23 novembre 2014

Le Jeu de l'Assassin - Amy Raby



En ce début de semaine, je vais vous parler d'un ouvrage lu sur ma tablette, « gagné » lors de l'opération #OP1000K de Bragelonne/Milady/Castelmore cette semaine.
Dans ce roman, l'auteur mêle activement la fantasy la plus simple avec des éléments de romance très (trop) présents. On a un univers avec deux pays en guerre, une héroïne assassin, un héro pas toujours très futé et une histoire qui entremêle politique, meurtre et amour. Pas très engageant tout cela, pourtant l'auteur à le truc pour maintenir de lecteur attentif à son récit.
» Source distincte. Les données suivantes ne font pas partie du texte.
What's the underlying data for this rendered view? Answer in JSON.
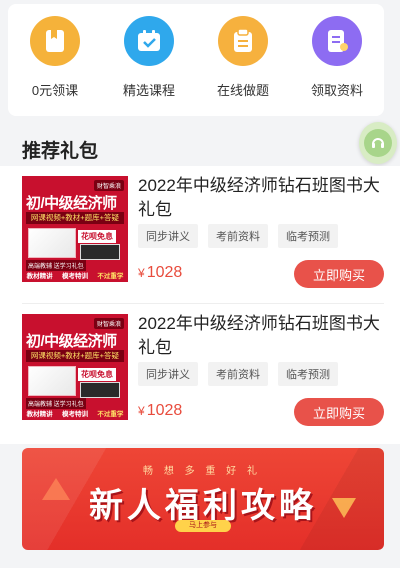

Je l'avoue, ce livre ne m'a pas transcendé, c'est gentillet mais au bout d'un moment, la romance commence à légèrement prendre le dessus et ça m'a vite lassé.
L'héroïne, Vitala, est une tueuse chargée d'assassiner l'Empereur Lucien qui martyrise son peuple. C'est ce côté de l'intrigue qui m'a fait tilt en lisant le résumé, les assassins femmes ne sont pas courant en fantasy mais, ça a fait un petit flop. Premièrement, pourquoi lorsque l’assassin est une femme, elle se sent obligée d'utiliser de ses charmes pour tuer sa cible ? C'est trop cliché. Deuxièmement, elle tombe amoureuse de sa cible. Sérieusement? Une femme, c'est pas juste un tas de cellules qui n'attendent que de trouver le grand amour...Lucien lui est un grand naïf. Déjà, il tombe direct sous son charme là aussi. Genre, c'est l'Empereur et il tombe raide dingue d'une roturière comme ça. S'il vous plaît, on est pas dans un Harlequin. Bref.
Pourtant, malgré ce côté qui m'a exaspérée, Amy Raby a réussi à me garder attentive jusqu'au bout de son récit – même si la fin se devine aisément dès le milieu du bouquin. J'avais envie de savoir comment Vitala et Lucien allait s'en sortir, comment ils allaient réussir à récupérer le trône de ce dernier. Et malgré la pauvreté de l'intrigue politique, on est pris dans l'histoire assez facilement. J'attends toujours beaucoup de la fantasy, en particulier celle de ce genre et là, je suis un peu déçue de ma lecture. J'aurais aimé plus d'action – et ne pas découvrir la fin avant la fin – et de sang pour casser le côté gnangnan de l'amour entre Lucien et Vitala.
Le style de l'auteur est très simple mais les descriptions de l'univers créé sont magnifiques. Il y a assez de description pour permettre au lecteur de se faire sa propre carte du monde. J'ai aussi beaucoup aimé les références à l'Antiquité romaine apportée par l'auteur. Tout d'abord les noms des personnages « Nigellus », « Quincius », tous dans un pur style romain mais aussi l'organisation de l'armée, en centuries. Passionnée d'Histoire, ces petites utilisation m’ont bien plu.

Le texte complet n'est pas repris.